A new approach to produce [18F]MC225 via one-step synthesis, a PET radiotracer for measuring P-gp function

Lara Garcia-Varela; Khaled Attia; John Carlo Sembrano; Olivier Jacquet; Inês F Antunes; Chantal Kwizera; Ton J Visser; Rudi A J O Dierckx; Philip H Elsinga; Gert Luurtsema

doi:10.1186/s41181-021-00139-8

A new approach to produce [¹⁸F]MC225 via one-step synthesis, a PET radiotracer for measuring P-gp function

EJNMMI Radiopharm Chem. 2021 Jul 15;6(1):24. doi: 10.1186/s41181-021-00139-8.

Affiliations

¹ Department of Nuclear Medicine and Molecular Imaging, University of Groningen, University Medical Centre Groningen, Hanzeplein 1, 9713, GZ, Groningen, the Netherlands.
² Symeres, Kadijk 3, 9747, AT, Groningen, the Netherlands.
³ Department of Nuclear Medicine and Molecular Imaging, University of Groningen, University Medical Centre Groningen, Hanzeplein 1, 9713, GZ, Groningen, the Netherlands. g.luurtsema@umcg.nl.

Abstract

Background: [¹⁸F]MC225 is a radiotracer for imaging P-glycoprotein (P-gp) function at the blood-brain barrier. The P-gp function can be altered due to different factors, for instance, decreased P-gp function has been described in patients with Alzheimer's or Parkinson's Disease. The current applied radiosynthesis of [¹⁸F]MC225 involves 2 steps, including the distillation of the [¹⁸F] fluoroethylbromide intermediate. To develop a more robust synthetic procedure, it is of interest to produce the radiotracer via a 1-step synthesis. The present study describes a new synthetic approach to produce [¹⁸F]MC225 via direct ¹⁸F-fluorination. Moreover, we also provide the appropriate conditions for the automation of the synthesis. A mesylate precursor was synthesized via a multi-step synthetic route and used for the radiolabeling. The nucleophilic substitution of the mesylate group by [¹⁸F] Fluoride was automated in two different synthesis modules: IBA Synthera and Eckert and Ziegler PharmTracer (E&Z).

Results: The mesylate precursor was synthesized in 7 steps starting with 5-hydroxy-1-tetralone (commercially available) in practical yields.
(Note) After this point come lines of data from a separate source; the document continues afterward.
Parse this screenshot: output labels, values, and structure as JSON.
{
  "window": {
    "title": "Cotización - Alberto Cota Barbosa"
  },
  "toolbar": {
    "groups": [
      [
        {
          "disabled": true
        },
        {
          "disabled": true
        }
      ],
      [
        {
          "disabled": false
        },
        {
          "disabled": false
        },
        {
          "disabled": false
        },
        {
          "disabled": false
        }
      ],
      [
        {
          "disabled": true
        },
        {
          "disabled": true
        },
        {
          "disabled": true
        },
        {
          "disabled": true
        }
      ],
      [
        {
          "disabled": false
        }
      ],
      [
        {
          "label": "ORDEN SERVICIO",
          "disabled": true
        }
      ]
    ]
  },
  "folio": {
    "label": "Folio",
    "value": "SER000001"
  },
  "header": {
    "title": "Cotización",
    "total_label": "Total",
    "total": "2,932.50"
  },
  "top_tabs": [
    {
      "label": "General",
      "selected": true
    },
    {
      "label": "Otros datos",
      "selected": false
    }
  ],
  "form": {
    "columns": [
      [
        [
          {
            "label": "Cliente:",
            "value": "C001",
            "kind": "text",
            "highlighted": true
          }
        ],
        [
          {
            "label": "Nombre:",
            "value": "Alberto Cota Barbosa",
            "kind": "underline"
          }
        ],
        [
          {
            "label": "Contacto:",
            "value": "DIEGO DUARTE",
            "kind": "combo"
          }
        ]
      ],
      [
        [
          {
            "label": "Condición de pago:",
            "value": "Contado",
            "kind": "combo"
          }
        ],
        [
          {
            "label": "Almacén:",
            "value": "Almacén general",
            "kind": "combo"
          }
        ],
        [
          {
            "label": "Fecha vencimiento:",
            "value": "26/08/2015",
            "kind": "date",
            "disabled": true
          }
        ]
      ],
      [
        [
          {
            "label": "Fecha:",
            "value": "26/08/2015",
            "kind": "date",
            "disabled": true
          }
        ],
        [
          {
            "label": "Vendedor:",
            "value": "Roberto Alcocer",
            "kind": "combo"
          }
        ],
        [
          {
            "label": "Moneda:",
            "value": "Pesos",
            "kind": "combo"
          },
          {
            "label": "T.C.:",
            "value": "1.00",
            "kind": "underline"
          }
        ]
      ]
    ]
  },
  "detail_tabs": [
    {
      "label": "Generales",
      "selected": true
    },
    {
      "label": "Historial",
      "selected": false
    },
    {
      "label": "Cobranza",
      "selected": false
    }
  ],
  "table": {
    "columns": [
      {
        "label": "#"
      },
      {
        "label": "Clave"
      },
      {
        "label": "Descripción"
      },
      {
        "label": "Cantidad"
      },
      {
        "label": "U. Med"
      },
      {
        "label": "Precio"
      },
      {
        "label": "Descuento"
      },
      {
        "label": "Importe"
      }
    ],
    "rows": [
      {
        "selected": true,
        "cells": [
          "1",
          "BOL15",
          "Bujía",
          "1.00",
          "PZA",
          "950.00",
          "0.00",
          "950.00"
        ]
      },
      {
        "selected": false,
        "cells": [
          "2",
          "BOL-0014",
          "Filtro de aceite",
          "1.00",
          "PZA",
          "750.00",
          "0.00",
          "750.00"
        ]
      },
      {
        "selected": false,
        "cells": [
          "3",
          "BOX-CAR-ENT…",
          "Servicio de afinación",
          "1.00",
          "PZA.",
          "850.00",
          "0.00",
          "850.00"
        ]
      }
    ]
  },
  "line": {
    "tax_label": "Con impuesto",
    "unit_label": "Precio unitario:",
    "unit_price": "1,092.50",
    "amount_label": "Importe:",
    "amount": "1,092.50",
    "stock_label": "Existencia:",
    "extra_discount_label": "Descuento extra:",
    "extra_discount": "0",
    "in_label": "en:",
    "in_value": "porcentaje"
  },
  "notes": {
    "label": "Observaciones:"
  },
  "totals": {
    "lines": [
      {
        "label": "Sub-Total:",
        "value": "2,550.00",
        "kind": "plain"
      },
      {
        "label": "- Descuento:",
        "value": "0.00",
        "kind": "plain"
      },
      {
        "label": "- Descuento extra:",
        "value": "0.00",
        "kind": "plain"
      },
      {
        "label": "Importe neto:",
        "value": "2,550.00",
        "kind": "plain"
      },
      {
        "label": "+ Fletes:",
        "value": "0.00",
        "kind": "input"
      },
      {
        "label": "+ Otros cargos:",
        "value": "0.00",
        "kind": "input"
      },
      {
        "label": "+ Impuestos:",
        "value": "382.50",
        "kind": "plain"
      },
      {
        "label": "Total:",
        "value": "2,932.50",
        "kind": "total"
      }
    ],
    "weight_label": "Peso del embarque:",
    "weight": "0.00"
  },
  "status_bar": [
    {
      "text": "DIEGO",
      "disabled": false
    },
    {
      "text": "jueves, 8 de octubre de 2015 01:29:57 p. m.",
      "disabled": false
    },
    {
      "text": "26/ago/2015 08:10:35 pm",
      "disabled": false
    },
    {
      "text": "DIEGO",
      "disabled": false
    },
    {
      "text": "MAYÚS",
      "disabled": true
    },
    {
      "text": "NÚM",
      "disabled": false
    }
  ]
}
The stability of the precursor was improved via mesylate salt formation method. The radiolabeling was done by adding the mesylate precursor dissolved in DMF to the dried [¹⁸F]KF/K_2.2.2 complex and heating at 140 °C for 30 min. Quality control by UPLC confirmed the production of [¹⁸F]MC225 with a molar activity (A_m) higher than 100 GBq/micromole. The synthesis time in Synthera was 106 min and the product was obtained with a radiochemical purity higher than 95% and RCY of 6.5%, while the production in E&Z lasted 120 min and the product had a lower radiochemical purity (91%) and RCY (3.8%).

Conclusions: [¹⁸F]MC225 was successfully produced via a 1-step reaction. The procedure is suitable for automation using commercially available synthesis modules. The automation of the radiosynthesis in the Synthera module allows the production of the [¹⁸F]MC225 by a reliable and simple method.